The inspector general faulted the FBI for not knowing about the presence of two of the Sept. 11 terrorists in the US and for not following up on an agent's theory that Osama bin Laden was sending students to flight-training schools in the US. The agent's theory turned out to be precisely what bin Laden did.
"The way the FBI handled these matters was a significant failure that hindered the FBI's chances of being able to detect and prevent the Sept. 11 attacks," Inspector General Glenn Fine said.
When the bureau did discover the presence of hijackers Nawaf al-Hazmi and Khalid al-Mihdhar in the US shortly before the attacks, "the FBI's investigation then was conducted without much urgency or priority," the report concluded.
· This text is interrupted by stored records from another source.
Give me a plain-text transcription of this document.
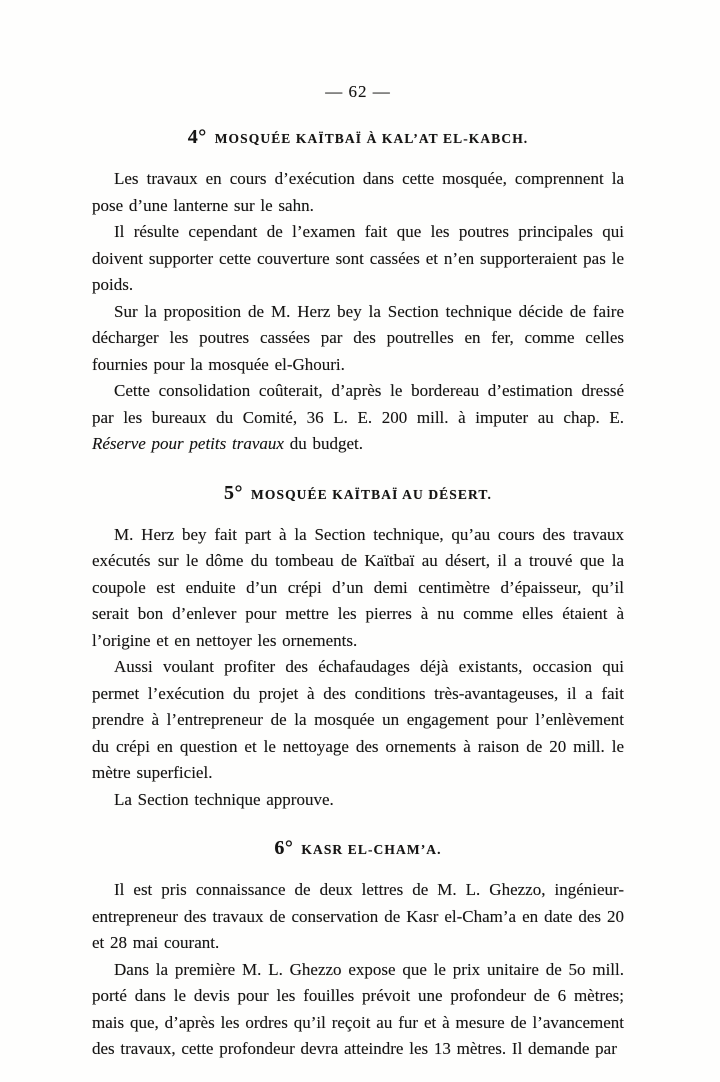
— 62 —
4° MOSQUÉE KAÏTBAÏ À KAL’AT EL-KABCH.

Les travaux en cours d’exécution dans cette mosquée, comprennent la pose d’une lanterne sur le sahn.

Il résulte cependant de l’examen fait que les poutres principales qui doivent supporter cette couverture sont cassées et n’en supporteraient pas le poids.

Sur la proposition de M. Herz bey la Section technique décide de faire décharger les poutres cassées par des poutrelles en fer, comme celles fournies pour la mosquée el-Ghouri.

Cette consolidation coûterait, d’après le bordereau d’estimation dressé par les bureaux du Comité, 36 L. E. 200 mill. à imputer au chap. E. Réserve pour petits travaux du budget.

5° MOSQUÉE KAÏTBAÏ AU DÉSERT.

M. Herz bey fait part à la Section technique, qu’au cours des travaux exécutés sur le dôme du tombeau de Kaïtbaï au désert, il a trouvé que la coupole est enduite d’un crépi d’un demi centimètre d’épaisseur, qu’il serait bon d’enlever pour mettre les pierres à nu comme elles étaient à l’origine et en nettoyer les ornements.

Aussi voulant profiter des échafaudages déjà existants, occasion qui permet l’exécution du projet à des conditions très-avantageuses, il a fait prendre à l’entrepreneur de la mosquée un engagement pour l’enlèvement du crépi en question et le nettoyage des ornements à raison de 20 mill. le mètre superficiel.

La Section technique approuve.

6° KASR EL-CHAM’A.

Il est pris connaissance de deux lettres de M. L. Ghezzo, ingénieur-entrepreneur des travaux de conservation de Kasr el-Cham’a en date des 20 et 28 mai courant.

Dans la première M. L. Ghezzo expose que le prix unitaire de 5o mill. porté dans le devis pour les fouilles prévoit une profondeur de 6 mètres; mais que, d’après les ordres qu’il reçoit au fur et à mesure de l’avancement des travaux, cette profondeur devra atteindre les 13 mètres. Il demande par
The five missed opportunities in regard to the two hijackers stemmed from information-sharing problems between the FBI and the CIA and problems inside the FBI's counterterrorism program.
The report, a year old, is only now being released because of a court fight with lawyers for imprisoned terrorist conspirator Zacarias Moussaoui over how much of it should be disclosed. The report's findings mirror other investigations by Congress and an independent commission into why the US government failed to thwart the attacks.
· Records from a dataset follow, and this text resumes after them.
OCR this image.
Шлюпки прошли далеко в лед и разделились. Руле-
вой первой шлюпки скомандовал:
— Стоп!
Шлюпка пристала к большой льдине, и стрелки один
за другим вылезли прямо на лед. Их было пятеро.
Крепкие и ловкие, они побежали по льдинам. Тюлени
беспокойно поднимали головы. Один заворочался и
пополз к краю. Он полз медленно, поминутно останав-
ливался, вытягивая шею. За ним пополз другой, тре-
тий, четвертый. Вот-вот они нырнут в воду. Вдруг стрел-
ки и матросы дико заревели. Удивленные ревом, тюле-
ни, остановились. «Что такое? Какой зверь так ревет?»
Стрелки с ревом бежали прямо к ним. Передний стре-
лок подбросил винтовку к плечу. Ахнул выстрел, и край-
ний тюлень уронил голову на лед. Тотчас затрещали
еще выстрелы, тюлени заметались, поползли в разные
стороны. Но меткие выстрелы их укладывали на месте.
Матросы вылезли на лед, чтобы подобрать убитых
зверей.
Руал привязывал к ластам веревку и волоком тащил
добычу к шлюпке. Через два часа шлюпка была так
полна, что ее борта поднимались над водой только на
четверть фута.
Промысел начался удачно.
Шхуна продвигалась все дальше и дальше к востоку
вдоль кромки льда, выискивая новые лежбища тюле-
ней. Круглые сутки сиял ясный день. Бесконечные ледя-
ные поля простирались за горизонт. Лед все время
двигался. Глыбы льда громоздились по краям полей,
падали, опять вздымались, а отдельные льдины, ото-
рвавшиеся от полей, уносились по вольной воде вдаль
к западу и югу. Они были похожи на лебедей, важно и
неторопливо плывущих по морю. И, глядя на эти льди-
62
Without elaboration, the report faults the bureau for a lack of public candor.
"Shortly after the attacks, the FBI indicated that it did not have any information warning of the attacks," the report said. "However, information was soon discovered that had been in the possession of the FBI and the intelligence community before Sept. 11 that related to the hijacking of airplanes by extremists or that involved the terrorists who committed the Sept. 11 attacks."
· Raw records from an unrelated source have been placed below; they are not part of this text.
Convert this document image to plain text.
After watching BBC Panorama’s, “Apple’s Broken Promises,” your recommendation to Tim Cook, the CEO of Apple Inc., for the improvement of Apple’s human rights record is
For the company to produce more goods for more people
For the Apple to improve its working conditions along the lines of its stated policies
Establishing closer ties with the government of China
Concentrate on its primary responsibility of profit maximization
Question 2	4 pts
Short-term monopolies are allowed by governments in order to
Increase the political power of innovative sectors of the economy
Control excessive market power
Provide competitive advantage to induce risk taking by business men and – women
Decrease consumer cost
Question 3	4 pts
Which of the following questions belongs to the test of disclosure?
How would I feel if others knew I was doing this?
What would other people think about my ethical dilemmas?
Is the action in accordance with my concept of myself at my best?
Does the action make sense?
The bureau said it had taken substantial steps to deal with the issues that the inspector general raised.
Today, "no terrorism lead goes unaddressed," and new policies are in place to share information among intelligence agencies, the FBI said.
The report was especially critical of the bureau for not knowing about the presence of two of the 19 hijackers who were living openly in San Diego in 2000 and who "should have drawn some scrutiny from the FBI," the report said.
The two Saudis, al-Hazmi and al-Mihdhar, rented a room in the home of a longtime FBI terrorism informant, and they also befriended a fellow Saudi who had drawn FBI scrutiny in the past.
If the focus of the FBI bureau in San Diego on counterterrorism and al-Qaeda had occurred earlier, "there would have been a greater possibility, though no guarantee, that Hazmi's and Mihdhar's presence in San Diego may have come to the attention of the FBI before Sept. 11," the report said.
The head of the San Diego FBI office responded that the report greatly exaggerates the possibility that local agents could have prevented the attacks.
The informant identified the two men to his FBI handler only by their first names, and the report criticizes the handler as "not particularly thorough or aggressive" in following up.
The two men also befriended Omar al-Bayoumi, a Saudi who had established himself in the area. The FBI briefly investigated him in 1998 when the manager of his apartment complex reported that al-Bayoumi had received a suspicious package, had strange wires in his bathroom and hosted frequent weekend gatherings of Middle Eastern men. The FBI closed its inquiry the following year, a decision the report found appropriate.
The inspector general also reviewed the FBI's handling of Moussaoui, who was in custody before the attacks. Those portions of the document were deleted because Moussaoui faces sentencing next year.